La política de la representación es sin duda riesgosa, porque uno puede equivocarse, pero tiene vocación de mayoría y, por tanto, visión de Estado.
Uno de los grandes desafíos actuales de la democracia liberal es saber diferenciar entre identidad y representación. Los partidos políticos juegan en esto el rol fundamental. Cuando ellos se comprenden a sí mismos como depositarios de una identidad que deben preservar a toda costa, paralizan el tiempo de su reflexión y de su acción política. Reducen el mundo a un punto, a una selección, a la que dan el título honorífico de “convicción”. Asumen que la historia puede detenerse, sin atender a que los propios públicos cambian y a que ellos mismos deben cambiar para mantener la apariencia de que ese mundo permanece inalterado. La identidad hace imposible cualquier decisión, porque la decisión ya está tomada de antemano, en el pasado.
Cuando los partidos ejercen representación, entienden en cambio que las convicciones son abstractas, que hay múltiples formas de traducirlas en acción. Comprenden a sus representados como públicos complejos que buscan realizar sus planes de vida de modos distintos y a veces contradictorios. Aprenden de ellos. Los ven como personas con capacidad de pensamiento y acción autónoma, no como máquinas triviales que responden unidimensionalmente a estímulos.
La representación implica atender a los tiempos de los electores, a sus movimientos pragmáticos, a sus cambios emocionales. Supone aceptar que haber sido favorecidos por su voto no implica que esas personas “les pertenezcan”, que estarán siempre disponibles para incendiar el país o para congelarlo. En la representación política efectivamente siempre hay que decidir, porque la decisión se toma reflexionando sobre el presente con perspectivas de futuro.
La política de la identidad confunde identidad con representación porque prefiere mantener lo que tiene, aun cuando eso signifique ser irrelevante en el mediano o largo plazo. La política de la representación, en cambio, mantiene la expectativa de crecer persuadiendo a cercanos y desconocidos de las ventajas de intentar resolver problemas y no mantenerlos en el armario para cuando llegue el momento del asalto al palacio de invierno.
La política de la representación es sin duda riesgosa, porque uno puede equivocarse, pero tiene vocación de mayoría y, por tanto, visión de Estado.
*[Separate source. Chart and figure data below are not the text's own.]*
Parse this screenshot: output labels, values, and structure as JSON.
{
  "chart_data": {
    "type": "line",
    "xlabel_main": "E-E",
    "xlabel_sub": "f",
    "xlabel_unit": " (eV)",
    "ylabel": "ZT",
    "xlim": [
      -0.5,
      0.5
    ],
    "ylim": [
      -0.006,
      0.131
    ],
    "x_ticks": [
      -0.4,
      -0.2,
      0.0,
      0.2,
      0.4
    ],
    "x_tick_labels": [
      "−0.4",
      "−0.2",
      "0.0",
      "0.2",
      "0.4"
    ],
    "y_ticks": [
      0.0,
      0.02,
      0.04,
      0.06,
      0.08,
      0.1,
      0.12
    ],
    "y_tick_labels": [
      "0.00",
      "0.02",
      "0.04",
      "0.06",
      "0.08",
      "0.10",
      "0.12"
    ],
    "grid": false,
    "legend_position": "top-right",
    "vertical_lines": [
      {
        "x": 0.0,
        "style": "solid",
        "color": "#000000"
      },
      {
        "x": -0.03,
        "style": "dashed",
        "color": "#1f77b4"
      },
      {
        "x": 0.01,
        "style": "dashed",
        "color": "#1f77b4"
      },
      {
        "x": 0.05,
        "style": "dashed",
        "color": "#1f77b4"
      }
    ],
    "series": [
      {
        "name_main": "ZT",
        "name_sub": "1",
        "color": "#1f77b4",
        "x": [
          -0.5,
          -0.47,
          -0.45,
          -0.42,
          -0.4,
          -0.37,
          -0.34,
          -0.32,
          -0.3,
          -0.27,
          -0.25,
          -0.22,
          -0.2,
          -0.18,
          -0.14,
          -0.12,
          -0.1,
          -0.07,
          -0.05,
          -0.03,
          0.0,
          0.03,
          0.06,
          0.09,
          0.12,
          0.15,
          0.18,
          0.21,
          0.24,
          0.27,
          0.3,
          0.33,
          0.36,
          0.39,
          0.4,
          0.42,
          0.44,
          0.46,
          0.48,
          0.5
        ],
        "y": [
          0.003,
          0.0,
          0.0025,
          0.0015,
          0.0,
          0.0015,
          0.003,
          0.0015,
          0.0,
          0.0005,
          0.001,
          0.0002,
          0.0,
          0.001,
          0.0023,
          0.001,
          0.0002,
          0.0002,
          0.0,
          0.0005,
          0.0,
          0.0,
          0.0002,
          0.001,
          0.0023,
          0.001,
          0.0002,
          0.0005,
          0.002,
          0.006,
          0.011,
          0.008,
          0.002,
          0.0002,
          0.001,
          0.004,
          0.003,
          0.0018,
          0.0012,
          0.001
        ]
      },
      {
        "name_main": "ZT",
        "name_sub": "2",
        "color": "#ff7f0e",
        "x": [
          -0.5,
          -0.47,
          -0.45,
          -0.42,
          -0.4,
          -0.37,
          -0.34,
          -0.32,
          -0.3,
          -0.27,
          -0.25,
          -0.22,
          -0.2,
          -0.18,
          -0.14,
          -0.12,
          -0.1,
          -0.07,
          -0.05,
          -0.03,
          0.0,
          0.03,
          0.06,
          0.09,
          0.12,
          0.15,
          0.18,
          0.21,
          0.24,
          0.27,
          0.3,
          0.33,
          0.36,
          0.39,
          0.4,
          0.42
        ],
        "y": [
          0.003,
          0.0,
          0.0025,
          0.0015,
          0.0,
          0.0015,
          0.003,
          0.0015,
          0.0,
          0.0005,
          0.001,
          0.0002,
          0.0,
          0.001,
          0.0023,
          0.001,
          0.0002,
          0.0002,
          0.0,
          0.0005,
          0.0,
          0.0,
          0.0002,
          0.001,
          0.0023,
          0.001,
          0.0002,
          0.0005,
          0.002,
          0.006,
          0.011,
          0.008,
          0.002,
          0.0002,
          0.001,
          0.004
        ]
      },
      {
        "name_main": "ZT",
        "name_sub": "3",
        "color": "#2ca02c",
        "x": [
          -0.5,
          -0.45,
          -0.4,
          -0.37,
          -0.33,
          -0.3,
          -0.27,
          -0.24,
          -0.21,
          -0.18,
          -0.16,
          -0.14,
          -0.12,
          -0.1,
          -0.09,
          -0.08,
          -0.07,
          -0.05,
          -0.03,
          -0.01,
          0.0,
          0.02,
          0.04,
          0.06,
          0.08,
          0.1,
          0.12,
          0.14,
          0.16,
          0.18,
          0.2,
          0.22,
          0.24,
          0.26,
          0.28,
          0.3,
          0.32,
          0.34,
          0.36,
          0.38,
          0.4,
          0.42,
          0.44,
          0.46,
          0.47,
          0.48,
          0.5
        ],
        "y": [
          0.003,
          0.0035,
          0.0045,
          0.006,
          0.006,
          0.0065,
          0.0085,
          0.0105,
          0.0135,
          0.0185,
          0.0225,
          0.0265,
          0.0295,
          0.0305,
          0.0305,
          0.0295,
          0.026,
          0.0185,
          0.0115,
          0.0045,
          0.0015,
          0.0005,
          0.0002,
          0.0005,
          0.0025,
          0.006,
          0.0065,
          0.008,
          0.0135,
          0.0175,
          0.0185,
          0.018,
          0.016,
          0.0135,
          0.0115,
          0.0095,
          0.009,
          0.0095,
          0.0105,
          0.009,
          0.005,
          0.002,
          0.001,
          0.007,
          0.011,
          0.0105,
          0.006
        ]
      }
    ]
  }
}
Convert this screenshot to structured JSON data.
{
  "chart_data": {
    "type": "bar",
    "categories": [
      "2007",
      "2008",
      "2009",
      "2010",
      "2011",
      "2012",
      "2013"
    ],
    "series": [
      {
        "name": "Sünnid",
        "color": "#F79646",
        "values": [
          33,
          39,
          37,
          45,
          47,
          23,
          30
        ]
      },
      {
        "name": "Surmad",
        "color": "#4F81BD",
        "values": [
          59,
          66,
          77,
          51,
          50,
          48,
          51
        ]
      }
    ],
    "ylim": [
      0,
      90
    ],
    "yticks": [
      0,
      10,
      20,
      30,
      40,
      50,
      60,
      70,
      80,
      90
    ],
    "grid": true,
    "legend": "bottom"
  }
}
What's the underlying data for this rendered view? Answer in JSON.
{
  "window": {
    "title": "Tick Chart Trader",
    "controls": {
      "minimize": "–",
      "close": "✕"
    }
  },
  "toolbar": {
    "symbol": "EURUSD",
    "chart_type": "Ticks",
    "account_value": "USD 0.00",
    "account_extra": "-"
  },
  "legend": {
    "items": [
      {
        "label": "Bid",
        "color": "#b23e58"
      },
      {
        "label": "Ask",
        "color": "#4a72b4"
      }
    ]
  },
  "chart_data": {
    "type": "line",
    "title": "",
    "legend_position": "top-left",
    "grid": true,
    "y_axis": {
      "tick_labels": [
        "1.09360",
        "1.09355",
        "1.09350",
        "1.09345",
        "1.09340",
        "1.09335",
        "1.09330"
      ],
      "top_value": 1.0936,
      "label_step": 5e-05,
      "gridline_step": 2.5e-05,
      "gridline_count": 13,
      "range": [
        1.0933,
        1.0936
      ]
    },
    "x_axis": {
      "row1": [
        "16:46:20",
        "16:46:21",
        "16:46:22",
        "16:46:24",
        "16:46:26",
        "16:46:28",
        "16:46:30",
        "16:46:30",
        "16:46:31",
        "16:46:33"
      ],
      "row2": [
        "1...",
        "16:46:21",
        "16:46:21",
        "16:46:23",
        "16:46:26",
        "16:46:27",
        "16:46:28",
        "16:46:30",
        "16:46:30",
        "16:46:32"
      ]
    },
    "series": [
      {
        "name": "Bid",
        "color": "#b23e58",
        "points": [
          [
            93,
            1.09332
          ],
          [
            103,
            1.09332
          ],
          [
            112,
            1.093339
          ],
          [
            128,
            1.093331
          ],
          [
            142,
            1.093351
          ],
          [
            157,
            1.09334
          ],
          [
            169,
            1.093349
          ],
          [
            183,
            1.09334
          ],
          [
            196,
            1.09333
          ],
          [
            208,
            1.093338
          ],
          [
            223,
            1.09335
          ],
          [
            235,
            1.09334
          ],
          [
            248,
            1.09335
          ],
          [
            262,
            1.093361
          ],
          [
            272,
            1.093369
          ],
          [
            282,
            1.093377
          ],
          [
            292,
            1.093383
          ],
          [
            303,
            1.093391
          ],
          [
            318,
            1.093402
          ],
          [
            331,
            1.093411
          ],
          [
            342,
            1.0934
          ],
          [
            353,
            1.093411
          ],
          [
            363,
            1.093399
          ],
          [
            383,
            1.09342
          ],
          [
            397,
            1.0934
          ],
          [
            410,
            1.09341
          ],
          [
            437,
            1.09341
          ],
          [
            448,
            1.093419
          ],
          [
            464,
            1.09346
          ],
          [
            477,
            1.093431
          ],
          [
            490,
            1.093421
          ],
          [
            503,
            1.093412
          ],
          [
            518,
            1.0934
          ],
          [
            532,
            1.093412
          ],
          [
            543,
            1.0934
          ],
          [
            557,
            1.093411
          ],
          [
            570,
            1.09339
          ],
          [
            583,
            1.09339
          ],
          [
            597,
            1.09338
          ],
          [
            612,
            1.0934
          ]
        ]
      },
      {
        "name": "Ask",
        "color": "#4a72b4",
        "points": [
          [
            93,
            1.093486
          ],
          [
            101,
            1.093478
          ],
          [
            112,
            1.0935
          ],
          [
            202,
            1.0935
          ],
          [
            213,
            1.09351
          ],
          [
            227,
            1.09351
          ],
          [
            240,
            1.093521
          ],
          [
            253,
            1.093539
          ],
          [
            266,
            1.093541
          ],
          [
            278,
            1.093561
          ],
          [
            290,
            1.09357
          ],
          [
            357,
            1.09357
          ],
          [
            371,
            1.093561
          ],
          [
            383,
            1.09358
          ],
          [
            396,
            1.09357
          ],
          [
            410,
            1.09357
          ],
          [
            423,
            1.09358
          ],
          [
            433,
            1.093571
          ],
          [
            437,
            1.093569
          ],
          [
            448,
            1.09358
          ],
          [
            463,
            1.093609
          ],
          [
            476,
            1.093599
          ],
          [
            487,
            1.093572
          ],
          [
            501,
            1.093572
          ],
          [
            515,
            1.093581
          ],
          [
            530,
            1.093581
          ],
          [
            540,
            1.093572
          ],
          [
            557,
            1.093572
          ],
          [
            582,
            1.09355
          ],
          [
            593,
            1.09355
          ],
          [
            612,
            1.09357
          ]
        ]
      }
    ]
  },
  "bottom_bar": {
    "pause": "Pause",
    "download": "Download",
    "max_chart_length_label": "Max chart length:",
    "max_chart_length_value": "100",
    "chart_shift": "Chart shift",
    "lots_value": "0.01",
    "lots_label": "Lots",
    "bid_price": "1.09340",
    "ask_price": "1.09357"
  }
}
La de la identidad es más segura, pero alcanza para el vecindario y aspira al “cuatro”, su límite de supervivencia.
Importantes reformas institucionales, con consecuencias de largo plazo, han salido a la superficie en este último mes: la de pensiones y la del sistema político. A ambas subyace la disputa entre identidad y representación, por tanto, entre la compulsión por dejar las cosas como están y la expectativa de innovaciones estructurales que nos permitan navegar en el nuevo siglo. El éxito de la identidad en ellas sería un nuevo logro de la autocomplacencia; el éxito de la representación, en cambio, constituiría un triunfo de la democracia liberal.